Real treasures were used to wrap up the early accounts of Bristol Cathedral. The accounts themselves, recording the Dean and Chapter's spending from 1550 to 1900, are rare enough, but they were wrapped in 16 parchment pages from a religious song book from the late 1300s.
The manuscript probably came from a book belonging to St Augustine's Abbey. The Abbey was dissolved in 1539 on the orders of King Henry VIII. During this period, many ancient documents like these were destroyed by the Crown and by the Church of England in an effort to eradicate all traces of Catholicism.
However, because parchment was a fairly expensive commodity, pages were often recycled, in this case as covers or wraps for other books. In some cases the original text was scoured or scrubbed off so that the pages could be written on again. Discarded parchment from old texts was also used for stopping beer barrels, filling gaps in windows, cleaning guns, lining baking tins, and lighting fires.

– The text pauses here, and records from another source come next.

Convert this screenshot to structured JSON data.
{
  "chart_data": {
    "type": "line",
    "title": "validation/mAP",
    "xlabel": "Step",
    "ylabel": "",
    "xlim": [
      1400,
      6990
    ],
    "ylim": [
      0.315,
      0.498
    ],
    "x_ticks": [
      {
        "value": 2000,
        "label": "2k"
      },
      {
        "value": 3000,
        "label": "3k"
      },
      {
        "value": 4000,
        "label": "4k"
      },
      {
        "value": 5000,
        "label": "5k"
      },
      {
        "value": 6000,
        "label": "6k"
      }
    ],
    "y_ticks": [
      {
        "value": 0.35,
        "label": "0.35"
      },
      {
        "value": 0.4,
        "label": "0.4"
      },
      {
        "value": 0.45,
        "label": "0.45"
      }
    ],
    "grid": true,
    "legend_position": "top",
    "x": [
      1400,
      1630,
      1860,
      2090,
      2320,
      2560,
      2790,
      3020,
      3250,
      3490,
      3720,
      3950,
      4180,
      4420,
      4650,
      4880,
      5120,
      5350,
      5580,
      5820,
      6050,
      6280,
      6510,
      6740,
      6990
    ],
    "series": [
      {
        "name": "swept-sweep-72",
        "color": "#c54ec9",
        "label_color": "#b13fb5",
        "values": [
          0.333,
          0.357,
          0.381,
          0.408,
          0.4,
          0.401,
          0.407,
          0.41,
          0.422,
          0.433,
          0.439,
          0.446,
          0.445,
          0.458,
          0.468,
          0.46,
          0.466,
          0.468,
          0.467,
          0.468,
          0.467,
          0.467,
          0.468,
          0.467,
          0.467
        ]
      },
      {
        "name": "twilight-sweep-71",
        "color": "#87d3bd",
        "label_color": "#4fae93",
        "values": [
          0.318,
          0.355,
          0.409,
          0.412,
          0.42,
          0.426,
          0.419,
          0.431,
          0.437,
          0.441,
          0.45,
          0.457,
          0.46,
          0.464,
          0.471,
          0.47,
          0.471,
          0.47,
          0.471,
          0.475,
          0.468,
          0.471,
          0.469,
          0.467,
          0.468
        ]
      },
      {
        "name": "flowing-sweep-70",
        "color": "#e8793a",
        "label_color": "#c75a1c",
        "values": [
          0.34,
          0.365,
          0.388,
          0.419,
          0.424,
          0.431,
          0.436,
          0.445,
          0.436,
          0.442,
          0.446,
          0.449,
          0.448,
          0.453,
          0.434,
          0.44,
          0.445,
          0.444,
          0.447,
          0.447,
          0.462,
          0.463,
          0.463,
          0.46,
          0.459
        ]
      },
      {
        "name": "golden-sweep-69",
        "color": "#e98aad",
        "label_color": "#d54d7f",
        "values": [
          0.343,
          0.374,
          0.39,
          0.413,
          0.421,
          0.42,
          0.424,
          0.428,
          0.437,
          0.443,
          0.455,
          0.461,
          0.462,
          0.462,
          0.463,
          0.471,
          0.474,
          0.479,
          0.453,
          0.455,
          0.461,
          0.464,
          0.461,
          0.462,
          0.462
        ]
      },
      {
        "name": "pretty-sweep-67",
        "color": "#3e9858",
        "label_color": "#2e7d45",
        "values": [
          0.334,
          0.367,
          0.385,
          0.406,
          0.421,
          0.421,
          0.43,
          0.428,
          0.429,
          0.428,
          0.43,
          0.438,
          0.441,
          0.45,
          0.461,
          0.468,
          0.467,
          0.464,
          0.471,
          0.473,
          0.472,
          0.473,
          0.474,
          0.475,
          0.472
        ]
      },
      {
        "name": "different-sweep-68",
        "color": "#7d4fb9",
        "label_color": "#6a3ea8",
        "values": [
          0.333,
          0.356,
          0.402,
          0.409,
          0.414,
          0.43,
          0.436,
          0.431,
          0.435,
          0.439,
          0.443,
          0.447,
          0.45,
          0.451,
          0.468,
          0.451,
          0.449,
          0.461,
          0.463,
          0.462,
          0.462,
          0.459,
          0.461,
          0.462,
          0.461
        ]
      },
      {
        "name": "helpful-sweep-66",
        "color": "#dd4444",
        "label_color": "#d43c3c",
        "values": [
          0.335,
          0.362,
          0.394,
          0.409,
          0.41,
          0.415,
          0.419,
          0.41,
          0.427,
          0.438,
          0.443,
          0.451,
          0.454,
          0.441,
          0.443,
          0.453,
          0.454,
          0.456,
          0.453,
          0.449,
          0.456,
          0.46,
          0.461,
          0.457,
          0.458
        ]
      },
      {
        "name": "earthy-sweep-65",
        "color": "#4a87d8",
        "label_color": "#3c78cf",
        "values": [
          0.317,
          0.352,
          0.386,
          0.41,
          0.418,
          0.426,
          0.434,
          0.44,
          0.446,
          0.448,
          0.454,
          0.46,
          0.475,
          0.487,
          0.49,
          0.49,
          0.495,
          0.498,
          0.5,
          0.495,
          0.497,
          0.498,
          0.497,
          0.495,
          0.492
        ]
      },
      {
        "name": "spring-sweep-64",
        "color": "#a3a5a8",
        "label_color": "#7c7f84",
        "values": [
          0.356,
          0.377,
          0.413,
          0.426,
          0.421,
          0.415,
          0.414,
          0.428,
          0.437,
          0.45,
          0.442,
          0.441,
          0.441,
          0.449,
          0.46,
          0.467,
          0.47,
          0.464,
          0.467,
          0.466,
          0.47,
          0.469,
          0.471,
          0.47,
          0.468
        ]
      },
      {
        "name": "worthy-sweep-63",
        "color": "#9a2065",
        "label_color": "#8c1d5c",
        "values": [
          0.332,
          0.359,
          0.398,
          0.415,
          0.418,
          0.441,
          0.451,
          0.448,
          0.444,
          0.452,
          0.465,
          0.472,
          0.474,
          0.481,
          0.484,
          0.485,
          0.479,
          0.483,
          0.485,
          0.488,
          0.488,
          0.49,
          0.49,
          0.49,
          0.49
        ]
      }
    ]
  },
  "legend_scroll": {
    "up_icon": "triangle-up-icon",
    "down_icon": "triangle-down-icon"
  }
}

This is why intact pages like the Temporale are so rare, and so valuable.
As well as containing the order of service for the Christmas Mass, and the musical notation to accompany it, the Temporale pages are decorated with beautiful pen drawings by the medieval calligrapher who wrote the work. One is of a small dog, which may have been the illustrator's pet, or perhaps belonged to the Abbey staff. Further drawings show birds, fish and other animals.